Saturday, February 16, 2008

Philosophical Notes, High and Low

Economists have always been interested in what philosophers -- especially those writing on political philosophy or distributive ethics -- have to say on what our priorities ought to be. This is not just a concern of those living in -- or those who advise those living in -- the White House, or 10 Downing Street, or the Elysee Palace. Anyone with a little bit of cash left over for charity might wonder if there is a sane and systematic way to think about where one's money would do the most good. Any voter heading to the polling booth may worry about the rationale behind the way our government allocates foreign aid in our name.

When faced with humdingers of this kind, economists instinctively reach for three tried and true formulae: Jeremy Bentham's utilitarianism, John Rawls's liberalism, and Robert Nozick's libertarianism. Rawls, who is often acclaimed as the greatest philosopher of the twentieth century, argued that any action, whether by an individual or by a group, should be judged by the extent to which it improves the life of the least well-off person (that the individual or group can reach).

Fans of Rawls will be happy to learn that Google.org, the enormously well-endowed philanthropic arm of Google.com, has taken their side. Writing in Slate, Larry Brilliant, the head of Google.org has recently endorsed the Rawlsian approach.

What caught my eye, however, was that instead of mentioning Rawls, Brilliant invokes Gandhi:

Gandhi was once asked, "How can I know that the decisions I am making are the best I can make?" He answered: "I will give you a talisman. Whenever you are in doubt, or when the self becomes too much with you, apply the following test. Recall the face of the poorest and the weakest man whom you may have seen, and ask yourself if the step you contemplate is going to be of any use to him. Will he gain anything by it?"


The Gandhi quote is dated, in Gandhi, Freedom, and Self-Rule by Anthony Parel (Lexington Books, 2000, ISBN 0739101374), to 1947, several years before Rawls completed his dissertation at Princeton, and a decade before his famous paper on "justice as fairness".

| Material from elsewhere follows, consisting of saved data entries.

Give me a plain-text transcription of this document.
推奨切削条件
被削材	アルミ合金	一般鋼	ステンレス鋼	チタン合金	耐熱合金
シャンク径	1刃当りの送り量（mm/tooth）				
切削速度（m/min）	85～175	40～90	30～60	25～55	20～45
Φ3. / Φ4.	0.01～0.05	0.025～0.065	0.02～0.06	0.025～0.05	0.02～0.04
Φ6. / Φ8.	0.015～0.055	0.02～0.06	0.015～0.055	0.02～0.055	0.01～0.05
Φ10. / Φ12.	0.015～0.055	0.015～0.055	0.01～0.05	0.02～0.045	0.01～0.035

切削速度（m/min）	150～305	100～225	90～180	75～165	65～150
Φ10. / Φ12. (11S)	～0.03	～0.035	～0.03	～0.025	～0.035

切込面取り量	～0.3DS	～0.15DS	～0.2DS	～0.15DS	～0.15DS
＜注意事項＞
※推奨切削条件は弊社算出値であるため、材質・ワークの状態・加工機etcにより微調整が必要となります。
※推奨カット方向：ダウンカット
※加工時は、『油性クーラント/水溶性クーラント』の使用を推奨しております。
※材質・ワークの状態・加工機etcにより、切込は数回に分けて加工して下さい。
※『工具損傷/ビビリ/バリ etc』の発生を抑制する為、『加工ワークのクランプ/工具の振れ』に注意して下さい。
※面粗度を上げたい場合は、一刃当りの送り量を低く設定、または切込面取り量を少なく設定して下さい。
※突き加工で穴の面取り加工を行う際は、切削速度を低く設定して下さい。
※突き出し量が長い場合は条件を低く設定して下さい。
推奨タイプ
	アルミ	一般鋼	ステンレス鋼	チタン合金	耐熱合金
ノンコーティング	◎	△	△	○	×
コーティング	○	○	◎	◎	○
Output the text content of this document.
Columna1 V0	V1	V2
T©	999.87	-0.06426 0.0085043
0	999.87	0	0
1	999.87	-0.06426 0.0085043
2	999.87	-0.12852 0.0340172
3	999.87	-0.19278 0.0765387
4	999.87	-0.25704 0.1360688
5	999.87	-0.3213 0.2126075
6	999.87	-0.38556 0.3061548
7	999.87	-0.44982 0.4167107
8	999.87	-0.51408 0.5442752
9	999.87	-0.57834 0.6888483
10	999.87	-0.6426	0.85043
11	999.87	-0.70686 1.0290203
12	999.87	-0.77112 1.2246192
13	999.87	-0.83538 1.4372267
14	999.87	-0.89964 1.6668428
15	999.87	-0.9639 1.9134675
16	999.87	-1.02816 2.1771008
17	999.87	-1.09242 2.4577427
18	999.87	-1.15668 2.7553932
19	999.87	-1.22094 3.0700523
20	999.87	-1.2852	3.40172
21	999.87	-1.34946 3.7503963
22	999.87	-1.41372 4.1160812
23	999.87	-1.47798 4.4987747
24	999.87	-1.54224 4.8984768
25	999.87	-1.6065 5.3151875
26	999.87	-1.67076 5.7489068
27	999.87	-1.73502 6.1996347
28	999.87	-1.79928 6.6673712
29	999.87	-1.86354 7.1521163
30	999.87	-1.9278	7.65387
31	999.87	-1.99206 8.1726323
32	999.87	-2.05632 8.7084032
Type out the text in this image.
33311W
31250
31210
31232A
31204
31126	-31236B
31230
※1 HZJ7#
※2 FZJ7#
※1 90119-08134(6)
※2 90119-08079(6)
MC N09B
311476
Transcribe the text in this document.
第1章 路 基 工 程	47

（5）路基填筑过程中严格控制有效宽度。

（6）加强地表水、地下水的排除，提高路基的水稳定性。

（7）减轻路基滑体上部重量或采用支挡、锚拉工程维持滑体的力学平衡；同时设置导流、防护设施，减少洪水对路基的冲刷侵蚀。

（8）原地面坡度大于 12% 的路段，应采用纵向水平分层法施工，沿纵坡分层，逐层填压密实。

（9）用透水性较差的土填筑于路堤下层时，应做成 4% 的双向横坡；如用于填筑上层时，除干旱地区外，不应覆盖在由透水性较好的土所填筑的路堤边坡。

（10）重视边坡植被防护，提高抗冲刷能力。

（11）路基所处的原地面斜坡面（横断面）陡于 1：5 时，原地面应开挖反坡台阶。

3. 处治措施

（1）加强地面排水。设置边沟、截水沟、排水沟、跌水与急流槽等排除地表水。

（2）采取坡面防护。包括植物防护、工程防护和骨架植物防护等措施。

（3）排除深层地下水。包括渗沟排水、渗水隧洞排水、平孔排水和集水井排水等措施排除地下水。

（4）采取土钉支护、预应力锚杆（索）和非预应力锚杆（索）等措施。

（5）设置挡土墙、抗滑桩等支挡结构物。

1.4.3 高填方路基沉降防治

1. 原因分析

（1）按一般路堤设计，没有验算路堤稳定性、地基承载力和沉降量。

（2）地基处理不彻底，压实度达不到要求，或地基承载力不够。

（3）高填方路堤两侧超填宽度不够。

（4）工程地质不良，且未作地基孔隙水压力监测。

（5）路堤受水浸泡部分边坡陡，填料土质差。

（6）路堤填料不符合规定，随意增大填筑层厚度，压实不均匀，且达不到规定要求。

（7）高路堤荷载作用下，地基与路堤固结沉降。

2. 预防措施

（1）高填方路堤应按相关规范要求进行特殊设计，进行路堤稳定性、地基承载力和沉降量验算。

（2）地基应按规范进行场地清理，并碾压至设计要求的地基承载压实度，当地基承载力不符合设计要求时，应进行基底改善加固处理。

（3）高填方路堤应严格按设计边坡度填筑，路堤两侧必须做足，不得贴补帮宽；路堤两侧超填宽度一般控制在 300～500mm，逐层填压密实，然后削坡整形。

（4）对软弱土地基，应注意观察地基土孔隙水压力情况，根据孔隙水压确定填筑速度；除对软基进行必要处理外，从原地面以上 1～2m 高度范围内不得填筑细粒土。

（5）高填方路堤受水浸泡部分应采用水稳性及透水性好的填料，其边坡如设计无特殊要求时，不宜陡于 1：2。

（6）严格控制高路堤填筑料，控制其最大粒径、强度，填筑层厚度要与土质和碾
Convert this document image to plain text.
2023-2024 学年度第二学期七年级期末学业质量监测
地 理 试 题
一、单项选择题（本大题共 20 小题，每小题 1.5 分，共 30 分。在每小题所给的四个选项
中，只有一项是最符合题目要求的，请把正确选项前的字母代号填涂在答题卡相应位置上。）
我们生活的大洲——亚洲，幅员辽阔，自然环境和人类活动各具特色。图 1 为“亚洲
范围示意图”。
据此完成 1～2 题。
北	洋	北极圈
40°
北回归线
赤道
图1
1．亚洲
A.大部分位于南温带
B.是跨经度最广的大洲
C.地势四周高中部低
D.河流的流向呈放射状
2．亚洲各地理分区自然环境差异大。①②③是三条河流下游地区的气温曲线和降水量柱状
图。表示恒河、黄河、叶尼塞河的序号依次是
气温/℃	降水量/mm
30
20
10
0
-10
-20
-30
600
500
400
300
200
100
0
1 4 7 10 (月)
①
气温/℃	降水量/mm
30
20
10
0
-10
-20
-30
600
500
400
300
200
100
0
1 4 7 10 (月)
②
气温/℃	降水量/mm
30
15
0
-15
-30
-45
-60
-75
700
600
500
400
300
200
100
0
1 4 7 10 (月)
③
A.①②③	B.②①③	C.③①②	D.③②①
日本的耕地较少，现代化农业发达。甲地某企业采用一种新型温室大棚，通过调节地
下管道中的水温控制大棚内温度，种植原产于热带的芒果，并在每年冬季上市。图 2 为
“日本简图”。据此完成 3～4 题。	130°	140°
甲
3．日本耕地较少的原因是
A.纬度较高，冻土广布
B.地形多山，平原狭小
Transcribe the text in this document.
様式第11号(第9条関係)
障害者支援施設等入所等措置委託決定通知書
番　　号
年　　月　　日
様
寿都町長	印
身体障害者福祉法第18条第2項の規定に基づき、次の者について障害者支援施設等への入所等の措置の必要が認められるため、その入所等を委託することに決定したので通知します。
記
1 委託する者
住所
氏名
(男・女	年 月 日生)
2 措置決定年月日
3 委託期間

So, without knowing it, Rawls was actually a Gandhian!

***


In a recent article in The New York Times, the Princeton philosopher, Kwame Anthony Appiah, discusses the recent spate of experimental work in philosophy that presents philosophical quandaries -- e.g., Would you kill someone if it would save the lives of four other people? -- to randomly chosen people, notes their answers, and even peers into their brains using sophisticated scanning technology to see what actually goes on inside when people are pondering ethical imponderables. (Incidentally, this is also the subject of Appiah's just published book, Experiments in Ethics.)

While reading Appiah's article, I was reminded of an idea for a cartoon that had occured to me many years ago when I was thinking idly about precisely this issue: the need to do empirical research on the ethical choices that people actually make in their daily lives. Here's the cartoon idea: Two philosophers are seated at adjoining tables, in the dining area at a philosophers' conference, with waiters standing by to take their orders. One philosopher turns to the other and says: "I'll order the egg and you order the chicken. We'll find out which comes first!"